SEMINOLE COUNTY, Fla. – For about 30 minutes in pouring rain, people held their umbrellas and their spot in a line wrapped around the Seminole County Library in Casselberry for the first day of early voting.
“It didn’t matter, I was going to wait 5 hours, 2 hours, it didn’t matter,” said voter Jody Taylor, who waited about 20 minutes in line. “You have to vote, there is too much riding on it.”
Chris Anderson, the Supervisor of Elections in Seminole County, said the county has a historically has high voter turnout, with 78.5% of registered voters casting ballots in 2016. Based on record number mail-in ballots requested and day one of early voting lines today, he believes 2020′s turnout will be larger.
“This is a significant increase,” Anderson said. “We expect no less this time around. Everyone is tuned in, everyone is paying attention.”
In fact, he says he’s been taking calls nationally because so many people are paying attention to how Seminole County votes.
“People are curious on how Seminole County will play on the national election,” Anderson said.
According to News 6 political expert Jim Clark, Seminole County could play the biggest role.

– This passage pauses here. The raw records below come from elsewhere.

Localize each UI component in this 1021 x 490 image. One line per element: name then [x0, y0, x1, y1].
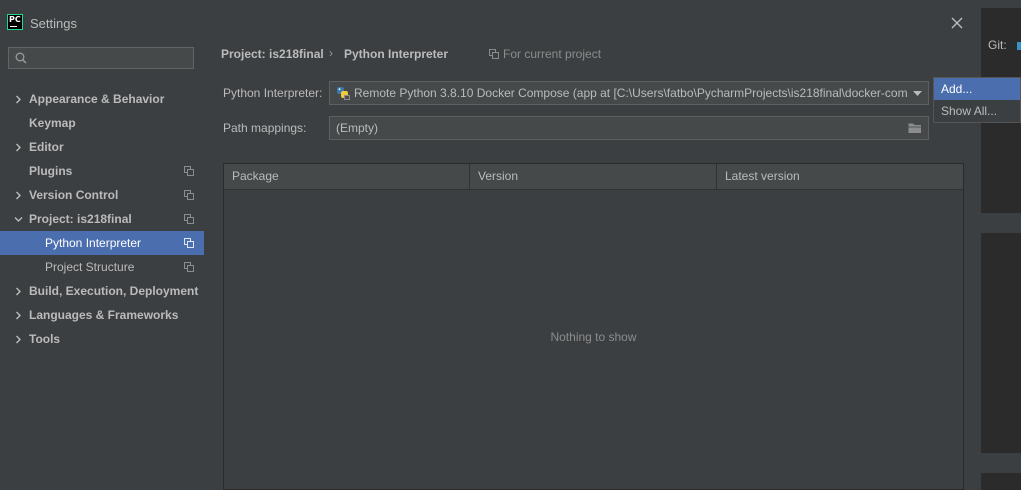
ide-background-toolbar [0, 0, 1021, 8]
breadcrumb-project[interactable]: Project: is218final [221, 47, 324, 61]
sidebar-item-label: Version Control [29, 188, 119, 202]
sidebar-item-label: Project: is218final [29, 212, 132, 226]
sidebar-item-label: Tools [29, 332, 61, 346]
column-header-latest-version[interactable]: Latest version [717, 164, 963, 189]
dialog-title: Settings [30, 16, 77, 31]
chevron-right-icon[interactable] [12, 327, 24, 351]
sidebar-item-appearance-behavior[interactable]: Appearance & Behavior [0, 87, 204, 111]
chevron-right-icon[interactable] [12, 303, 24, 327]
menu-item-show-all[interactable]: Show All... [934, 100, 1020, 122]
dialog-titlebar[interactable]: PC Settings [0, 8, 981, 38]
project-scope-icon [184, 190, 194, 200]
chevron-right-icon[interactable] [12, 279, 24, 303]
sidebar-item-label: Build, Execution, Deployment [29, 284, 199, 298]
chevron-down-icon[interactable] [12, 207, 24, 231]
sidebar-item-keymap[interactable]: Keymap [0, 111, 204, 135]
sidebar-item-editor[interactable]: Editor [0, 135, 204, 159]
git-toolbar-label[interactable]: Git: [988, 38, 1007, 52]
sidebar-item-label: Appearance & Behavior [29, 92, 165, 106]
packages-table-header: Package Version Latest version [224, 164, 963, 190]
dropdown-arrow-icon[interactable] [913, 91, 922, 97]
sidebar-item-label: Plugins [29, 164, 73, 178]
path-mappings-field[interactable]: (Empty) [329, 116, 929, 140]
settings-sidebar: Appearance & Behavior Keymap Editor Plugins… [0, 38, 204, 490]
sidebar-item-project-is218final[interactable]: Project: is218final [0, 207, 204, 231]
search-icon [15, 52, 27, 64]
project-scope-icon [184, 262, 194, 272]
sidebar-item-label: Editor [29, 140, 64, 154]
python-docker-icon [337, 87, 350, 100]
sidebar-item-label: Keymap [29, 116, 76, 130]
breadcrumb-page: Python Interpreter [344, 47, 449, 61]
project-scope-icon [184, 166, 194, 176]
sidebar-item-tools[interactable]: Tools [0, 327, 204, 351]
close-icon [951, 17, 963, 29]
empty-table-message: Nothing to show [550, 330, 637, 344]
interpreter-select[interactable]: Remote Python 3.8.10 Docker Compose (app… [329, 81, 929, 105]
folder-icon[interactable] [908, 122, 922, 134]
chevron-right-icon[interactable] [12, 183, 24, 207]
sidebar-item-label: Python Interpreter [45, 236, 142, 250]
python-interpreter-panel: Project: is218final › Python Interpreter… [204, 38, 981, 490]
settings-search-box[interactable] [8, 47, 195, 69]
git-update-icon[interactable] [1017, 42, 1021, 50]
sidebar-item-label: Languages & Frameworks [29, 308, 179, 322]
sidebar-item-build-execution-deployment[interactable]: Build, Execution, Deployment [0, 279, 204, 303]
ide-background-stripe [981, 213, 1021, 233]
project-scope-icon [489, 49, 499, 59]
menu-item-add[interactable]: Add... [934, 78, 1020, 100]
path-mappings-value: (Empty) [336, 121, 378, 135]
interpreter-label: Python Interpreter: [223, 86, 323, 100]
breadcrumb-separator: › [329, 46, 333, 60]
sidebar-item-python-interpreter[interactable]: Python Interpreter [0, 231, 204, 255]
project-scope-icon [184, 238, 194, 248]
settings-dialog: PC Settings Appearance & Behavior Keymap E… [0, 8, 981, 490]
project-scope-icon [184, 214, 194, 224]
packages-table[interactable]: Package Version Latest version Nothing t… [223, 163, 964, 490]
column-header-package[interactable]: Package [224, 164, 470, 189]
sidebar-item-plugins[interactable]: Plugins [0, 159, 204, 183]
chevron-right-icon[interactable] [12, 87, 24, 111]
pycharm-logo-icon: PC [7, 14, 23, 30]
chevron-right-icon[interactable] [12, 135, 24, 159]
ide-background-stripe [981, 453, 1021, 473]
path-mappings-label: Path mappings: [223, 121, 307, 135]
settings-search-input[interactable] [31, 49, 195, 69]
close-button[interactable] [948, 14, 966, 32]
scope-note: For current project [503, 47, 602, 61]
interpreter-value: Remote Python 3.8.10 Docker Compose (app… [354, 86, 908, 100]
sidebar-item-project-structure[interactable]: Project Structure [0, 255, 204, 279]
sidebar-item-version-control[interactable]: Version Control [0, 183, 204, 207]
interpreter-actions-menu: Add... Show All... [933, 77, 1021, 123]
sidebar-item-languages-frameworks[interactable]: Languages & Frameworks [0, 303, 204, 327]
column-header-version[interactable]: Version [470, 164, 717, 189]
sidebar-item-label: Project Structure [45, 260, 135, 274]
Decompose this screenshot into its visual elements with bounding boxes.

“If the democrats take Seminole, they can take the White House,” Clark said. “I believe that Seminole for the whole nation is the bellwether county.”
Clark said historically Seminole County goes red and has done so since 1948, however that seems to be changing.
“Seminole has been trending more towards Democrats in the last 20 years,” he said.
Clark believes Seminole County and Pinellas County are the two swing counties in an already swing state, both along the important I-4 Corridor.
“If they carry Florida they get 29 electoral votes, and there is no scenario in which President Trump wins this election without Florida,” Clark said. “I think either candidate would come over and wash your car for you if you are a Seminole County voter.”